About waifu-diffusion

The Waifu Diffusion 1.3 model is a Stable Diffusion model that has been finetuned from Stable Diffusion v1.4. I would like to personally thank everyone that had been involved with the development and release of Stable Diffusion, as all of this work for Waifu Diffusion would not have been possible without their original codebase and pre-existing model weights from which Waifu Diffusion was finetuned from.

The data used for finetuning Waifu Diffusion 1.3 was 680k text-image samples that had been downloaded through a booru site that provides high-quality tagging and original sources to the artworks themselves that are uploaded to the site. I also want to personally thank them as well, as without their hardwork the generative quality from this model would not have been feasible without going to financially extreme lengths to acquiring the data to use for training. The Booru in question would also like to remain anonymous due to the current climate regarding AI generated imagery.

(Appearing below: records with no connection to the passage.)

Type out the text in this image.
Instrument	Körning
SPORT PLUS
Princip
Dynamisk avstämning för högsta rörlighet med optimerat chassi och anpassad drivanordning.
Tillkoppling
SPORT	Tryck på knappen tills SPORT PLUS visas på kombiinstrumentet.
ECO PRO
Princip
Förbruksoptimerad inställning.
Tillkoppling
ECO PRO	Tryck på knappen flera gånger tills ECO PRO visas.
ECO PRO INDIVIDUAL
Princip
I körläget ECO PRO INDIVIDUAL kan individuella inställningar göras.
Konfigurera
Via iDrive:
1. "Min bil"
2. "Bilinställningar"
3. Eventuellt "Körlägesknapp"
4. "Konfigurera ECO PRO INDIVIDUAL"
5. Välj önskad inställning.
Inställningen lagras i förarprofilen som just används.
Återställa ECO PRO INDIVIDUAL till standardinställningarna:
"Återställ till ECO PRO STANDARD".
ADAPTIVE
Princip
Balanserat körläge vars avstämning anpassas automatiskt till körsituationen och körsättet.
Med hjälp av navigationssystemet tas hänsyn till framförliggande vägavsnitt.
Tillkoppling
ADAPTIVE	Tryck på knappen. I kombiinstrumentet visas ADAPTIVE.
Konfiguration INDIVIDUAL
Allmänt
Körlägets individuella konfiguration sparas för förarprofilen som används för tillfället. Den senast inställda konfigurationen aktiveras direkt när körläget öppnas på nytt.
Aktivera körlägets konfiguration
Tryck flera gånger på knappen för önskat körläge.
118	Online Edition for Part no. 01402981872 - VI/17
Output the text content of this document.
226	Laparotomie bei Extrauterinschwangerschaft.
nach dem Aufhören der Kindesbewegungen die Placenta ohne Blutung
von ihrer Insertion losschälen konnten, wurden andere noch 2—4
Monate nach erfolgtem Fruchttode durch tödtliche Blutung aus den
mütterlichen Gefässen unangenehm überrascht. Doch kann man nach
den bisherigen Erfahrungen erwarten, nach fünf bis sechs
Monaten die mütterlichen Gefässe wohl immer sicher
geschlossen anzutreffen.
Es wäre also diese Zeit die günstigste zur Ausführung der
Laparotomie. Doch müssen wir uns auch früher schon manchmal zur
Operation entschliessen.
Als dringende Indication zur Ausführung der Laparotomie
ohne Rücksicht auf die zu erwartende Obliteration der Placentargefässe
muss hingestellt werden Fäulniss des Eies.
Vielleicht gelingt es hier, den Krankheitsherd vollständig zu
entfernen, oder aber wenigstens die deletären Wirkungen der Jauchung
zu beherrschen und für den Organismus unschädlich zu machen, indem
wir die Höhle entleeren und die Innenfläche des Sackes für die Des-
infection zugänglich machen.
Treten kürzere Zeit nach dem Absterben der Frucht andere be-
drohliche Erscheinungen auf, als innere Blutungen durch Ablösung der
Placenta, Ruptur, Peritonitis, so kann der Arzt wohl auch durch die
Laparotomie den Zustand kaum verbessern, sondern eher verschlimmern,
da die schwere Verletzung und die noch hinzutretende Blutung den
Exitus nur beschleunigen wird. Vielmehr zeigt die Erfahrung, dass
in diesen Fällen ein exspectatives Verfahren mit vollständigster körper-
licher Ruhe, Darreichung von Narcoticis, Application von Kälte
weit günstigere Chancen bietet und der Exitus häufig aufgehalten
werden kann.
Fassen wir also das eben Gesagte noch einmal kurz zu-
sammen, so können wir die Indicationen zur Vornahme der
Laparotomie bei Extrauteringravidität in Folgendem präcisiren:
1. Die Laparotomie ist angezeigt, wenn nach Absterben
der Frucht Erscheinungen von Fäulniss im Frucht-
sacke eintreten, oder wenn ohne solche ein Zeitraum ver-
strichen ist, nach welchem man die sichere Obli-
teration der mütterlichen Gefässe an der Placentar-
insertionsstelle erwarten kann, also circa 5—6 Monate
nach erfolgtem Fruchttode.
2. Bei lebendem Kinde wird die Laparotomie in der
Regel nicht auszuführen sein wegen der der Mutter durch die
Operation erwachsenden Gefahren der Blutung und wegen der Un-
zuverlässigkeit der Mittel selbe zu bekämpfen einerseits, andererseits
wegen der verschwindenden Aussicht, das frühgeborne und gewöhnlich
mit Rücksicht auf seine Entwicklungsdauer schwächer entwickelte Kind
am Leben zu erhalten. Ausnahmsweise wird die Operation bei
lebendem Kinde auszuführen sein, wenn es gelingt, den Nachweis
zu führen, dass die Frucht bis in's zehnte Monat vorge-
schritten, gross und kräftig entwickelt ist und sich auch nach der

Within the HuggingFace Waifu Diffusion 1.3 Repository are 4 final models:

  • Float 16 EMA Pruned: This is the smallest available form for the model at 2GB. This model is to be used for inference purposes only.
  • Float 32 EMA Pruned: The float32 weights are the second smallest available form of the model at 4GB. This is to be used for inference purposes only.
  • Float 32 Full Weights: The full weights contain the EMA weights which are not used during inference. These can be used for either training or inference.
  • Float 32 Full Weights + Optimizer Weights: The optimizer weights contain all of the optimizer states used during training. It is 14GB large and there is no quality difference between this model and the others as this model is to be used for training purposes only.

Various modifications to the data had been made since the Waifu Diffusion 1.2 model which included:

  • Removing underscores.
  • Removing parenthesis.
  • Separating each booru tag with a comma.
  • Randomizing tag order.